The best parameter configurations of the applied ANN methods are given in Table 4. It is observed that the best number of inputs is 5 in many cases. Moreover, the best number of hidden layer units is generally selected as 4. The number of the hidden layers is selected as 2 for the SRNN in all years of the Nikkei data set.

Table 4 The best architectures for Nikkei Data Set

The success percentages of LSTM, PSGM and SRNN are given in Fig. 3 for Nikkei data sets. The meaning of success percentage in Fig. 3 is the same in Fig. 2. According to Fig. 3, SRNN has %60, %80, %20 and %100 success percentages for mean, standard deviation, minimum and maximum statistics, respectively.

Fig. 3
figure 3

Comparison of the ANNs for Nikkei data sets according to descriptive statistics

4 Conclusion and discussions

Deep artificial neural networks have been used to solve forecasting problems in recent years. Recurrent deep neural networks are the most preferred type of deep neural network. Simple deep recurrent neural networks are suffered from vanishing and exploding gradient problems. LSTM and GRU deep recurrent neural networks managed to solve mentioned problems using gates. Using gates means that the number of parameters should be dramatically increased.
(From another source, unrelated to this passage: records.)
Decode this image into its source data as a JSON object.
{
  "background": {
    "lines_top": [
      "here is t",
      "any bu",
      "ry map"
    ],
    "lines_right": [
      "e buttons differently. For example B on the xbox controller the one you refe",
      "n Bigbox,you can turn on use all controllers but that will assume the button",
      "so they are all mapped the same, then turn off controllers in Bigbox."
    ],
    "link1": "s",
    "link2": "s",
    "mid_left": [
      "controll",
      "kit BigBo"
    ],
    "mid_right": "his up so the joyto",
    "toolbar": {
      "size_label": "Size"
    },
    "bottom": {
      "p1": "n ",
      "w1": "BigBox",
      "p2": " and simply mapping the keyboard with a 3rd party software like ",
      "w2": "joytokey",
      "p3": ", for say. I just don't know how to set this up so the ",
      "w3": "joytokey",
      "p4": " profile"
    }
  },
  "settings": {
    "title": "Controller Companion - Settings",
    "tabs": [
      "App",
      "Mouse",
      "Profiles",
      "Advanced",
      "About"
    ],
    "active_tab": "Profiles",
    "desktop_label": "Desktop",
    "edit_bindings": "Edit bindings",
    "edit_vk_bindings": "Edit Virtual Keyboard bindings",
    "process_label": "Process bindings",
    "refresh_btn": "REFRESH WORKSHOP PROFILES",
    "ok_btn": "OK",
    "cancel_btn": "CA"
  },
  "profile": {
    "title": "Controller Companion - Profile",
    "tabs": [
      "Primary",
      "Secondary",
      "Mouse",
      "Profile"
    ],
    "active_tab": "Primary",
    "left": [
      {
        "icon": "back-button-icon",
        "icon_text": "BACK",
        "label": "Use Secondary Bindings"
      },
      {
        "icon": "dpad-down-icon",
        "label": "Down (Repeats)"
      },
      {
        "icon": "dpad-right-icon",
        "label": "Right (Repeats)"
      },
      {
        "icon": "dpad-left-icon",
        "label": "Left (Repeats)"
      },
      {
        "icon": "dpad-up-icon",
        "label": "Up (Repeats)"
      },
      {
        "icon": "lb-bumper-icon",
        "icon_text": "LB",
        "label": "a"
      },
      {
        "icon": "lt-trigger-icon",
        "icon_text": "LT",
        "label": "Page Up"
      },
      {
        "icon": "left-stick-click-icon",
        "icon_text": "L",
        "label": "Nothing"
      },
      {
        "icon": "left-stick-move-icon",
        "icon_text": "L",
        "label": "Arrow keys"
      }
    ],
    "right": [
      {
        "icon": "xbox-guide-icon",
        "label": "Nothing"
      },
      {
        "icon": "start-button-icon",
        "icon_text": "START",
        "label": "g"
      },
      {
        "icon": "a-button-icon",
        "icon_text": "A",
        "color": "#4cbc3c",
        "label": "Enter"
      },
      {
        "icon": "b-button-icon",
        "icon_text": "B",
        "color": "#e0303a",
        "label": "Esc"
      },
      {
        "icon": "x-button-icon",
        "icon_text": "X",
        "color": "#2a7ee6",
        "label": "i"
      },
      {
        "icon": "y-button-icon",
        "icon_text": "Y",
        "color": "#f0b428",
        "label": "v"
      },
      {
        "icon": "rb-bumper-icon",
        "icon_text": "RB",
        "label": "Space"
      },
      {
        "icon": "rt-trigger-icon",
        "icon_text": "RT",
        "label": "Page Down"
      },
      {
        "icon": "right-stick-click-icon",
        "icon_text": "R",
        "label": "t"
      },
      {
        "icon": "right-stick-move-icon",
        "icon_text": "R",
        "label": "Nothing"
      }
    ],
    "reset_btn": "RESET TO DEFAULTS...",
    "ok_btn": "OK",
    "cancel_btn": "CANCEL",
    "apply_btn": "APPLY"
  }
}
The contribution of this paper is proposing a learning algorithm based on particle swarm optimization with some effective modifications. The proposed learning algorithm does not have vanishing or exploding gradient problems because it does not need gradients of the objective function. The performance of a deep simple recurrent neural network with the proposed learning algorithm is compared with the performance of LSTM and PSGM artificial neural networks for the stock exchange data sets. LSTM is trained by the gradient-based algorithm and this provides to compare gradient-based algorithm with PSO-based algorithm. It is shown that the forecasting performance of the proposed method is better than the others. According to mean descriptive statistics, the success rate of the proposed method is %60 for both stock exchange data sets. Moreover, the variation of the results for the proposed method is the minimum among the applied methods. The proposed method is not better than others according to minimum statistics. The best results of the proposed method are not better than the others but the results are very close to other results. It can be said that the proposed method can be used to forecast stock exchange data sets.

The limitation of the proposed method can be seen for the large networks. The PSO algorithms can have problems with a big number of hidden layers because of large-scale optimization problems. This problem can be seen for image processing problems but it will not be a problem for forecasting problems. Because forecasting problems do not need too many hidden layers.

In future studies, the architecture of the simple deep recurrent neural networks can be strengthened using different artificial neuron models and hybridization of the classical forecasting method. The obtained new deep recurrent neural networks can be trained with a simple modification of the proposed method.